Après avoir vu dans un journal une photo d’un nouveau-né laissé pour mort dans une décharge du township de Soweto, cette mère de famille a décidé d’y consacrer sa carrière en 2015.

« Nous ne protégeons pas les jeunes femmes dans ce pays », estime-t-elle. D’après ses recherches, près de la moitié des grossesses qui mènent à un abandon sont issues d’un viol. Beaucoup des mères sont mineures ou immigrées, et ne prennent conscience de leur état qu’après le délai légal pour un avortement, fixé à 20 semaines en Afrique du Sud.

Dans ce pays où près de la moitié de la population vit en-dessous du seuil de pauvreté, « elles sont dans une situation désespérée et prennent des mesures désespérées ».

A Door of Hope, des mères abandonnent parfois leurs enfants directement entre les mains des employées. « La plupart du temps, elles pleurent », se souvient Francinah. « Elles aiment leur enfant et ne veulent pas le laisser, mais la situation les y oblige ».

L’adoption, « c’est un tabou dans notre communauté noire », explique Thuli Mahlangu en se tordant les mains. Il y a quatre ans, quand sa fille unique lui annonce qu’elle est enceinte, cette mère célibataire, qui enchaîne les contrats à durée limitée, est dévastée: « ce serait injuste d’élever un enfant dans notre situation. On ne vit pas, on survit ».
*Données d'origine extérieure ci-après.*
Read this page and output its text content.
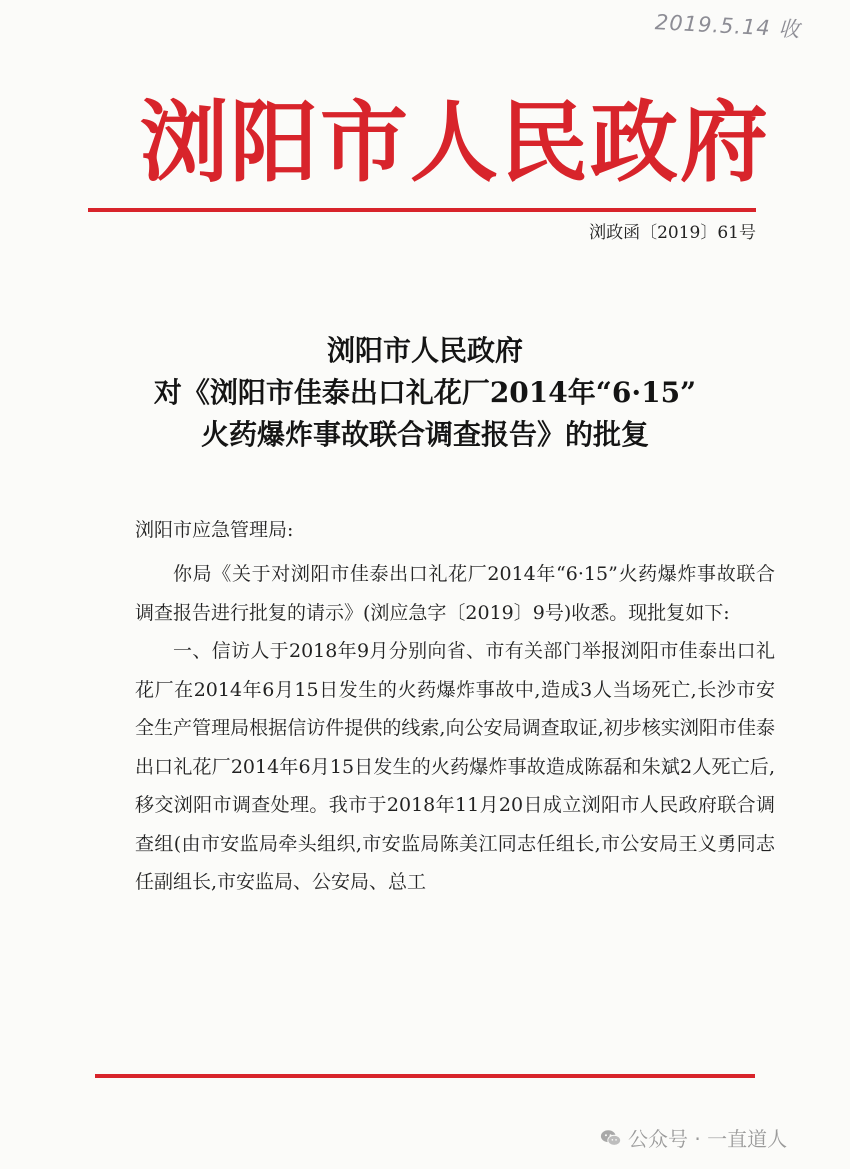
2019.5.14 收
浏阳市人民政府
浏政函〔2019〕61号
浏阳市人民政府
对《浏阳市佳泰出口礼花厂2014年“6·15”
火药爆炸事故联合调查报告》的批复
浏阳市应急管理局:

你局《关于对浏阳市佳泰出口礼花厂2014年“6·15”火药爆炸事故联合调查报告进行批复的请示》(浏应急字〔2019〕9号)收悉。现批复如下:

一、信访人于2018年9月分别向省、市有关部门举报浏阳市佳泰出口礼花厂在2014年6月15日发生的火药爆炸事故中,造成3人当场死亡,长沙市安全生产管理局根据信访件提供的线索,向公安局调查取证,初步核实浏阳市佳泰出口礼花厂2014年6月15日发生的火药爆炸事故造成陈磊和朱斌2人死亡后,移交浏阳市调查处理。我市于2018年11月20日成立浏阳市人民政府联合调查组(由市安监局牵头组织,市安监局陈美江同志任组长,市公安局王义勇同志任副组长,市安监局、公安局、总工

公众号 · 一直道人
Après de longues semaines, Thuli et sa fille prennent la décision de faire adopter le bébé – sans en parler à la plupart de leurs proches. « Ils considèrent que l’adoption, c’est comme si tu jetais ton bébé », balbutie-t-elle, en larmes.

Dee Blackie, fondatrice de la Coalition nationale de l’adoption, le 26 juin 2019 à Johannesburg, en Afrique du Sud – AFP / Michele Spatari

 

Génération d’orphelins

Mais les deux femmes ont persévéré: « tu abandonnes tes croyances, tes traditions et tu fais ce qui te semble juste ». Depuis plusieurs années, les agences d’adoption et les associations de défense des droits des enfants s’inquiètent d’une chute du nombre d’adoptions dans le pays: 1.186 enfants ont été adoptés en 2018, quatre fois moins qu’en 2010.

Selon elles, ces chiffres vont encore baisser : un amendement à la Loi de l’enfant proposé en octobre 2018 vise à supprimer les frais d’adoption, ce qui pourrait pousser les agences privées à mettre la clef sous la porte.

Le gouvernement défend la mesure: « l’adoption ne devrait pas entraîner de frais. C’est une mesure de protection de l’enfant, pas un business », juge Lumka Oliphant, directrice de la communication du ministère du Développement social. Mais plus un enfant passe de temps en foyer, sans référent fixe, plus les risques de développer des problèmes de santé mentale, d’apprentissage et d’attachement émotionnel sont grands, souligne Nicki Dawson, psychologue au centre de santé pédiatrique Ububele. « Je ne pense pas qu’on ait bien pris en compte les implications pour la société de ces générations d’enfants grandissant dans des orphelinats », approuve Dee Blackie.

Thuli et sa fille, elles, ont eu de la chance : six mois après l’accouchement, l’agence a trouvé une famille adoptive pour leur bébé. « On a eu la possibilité de rencontrer les parents », se souvient Thuli, qui les décrit comme « les plus belles âmes au monde ».

Alors que des milliers d’enfants attendent leur tour dans des orphelinats à travers le pays, la petite fille grandit dans une nouvelle famille. Avec un dernier cadeau de sa famille biologique: à sa naissance, elles l’ont appelée Siyamthanda – en Zulu, « Nous t’aimons ».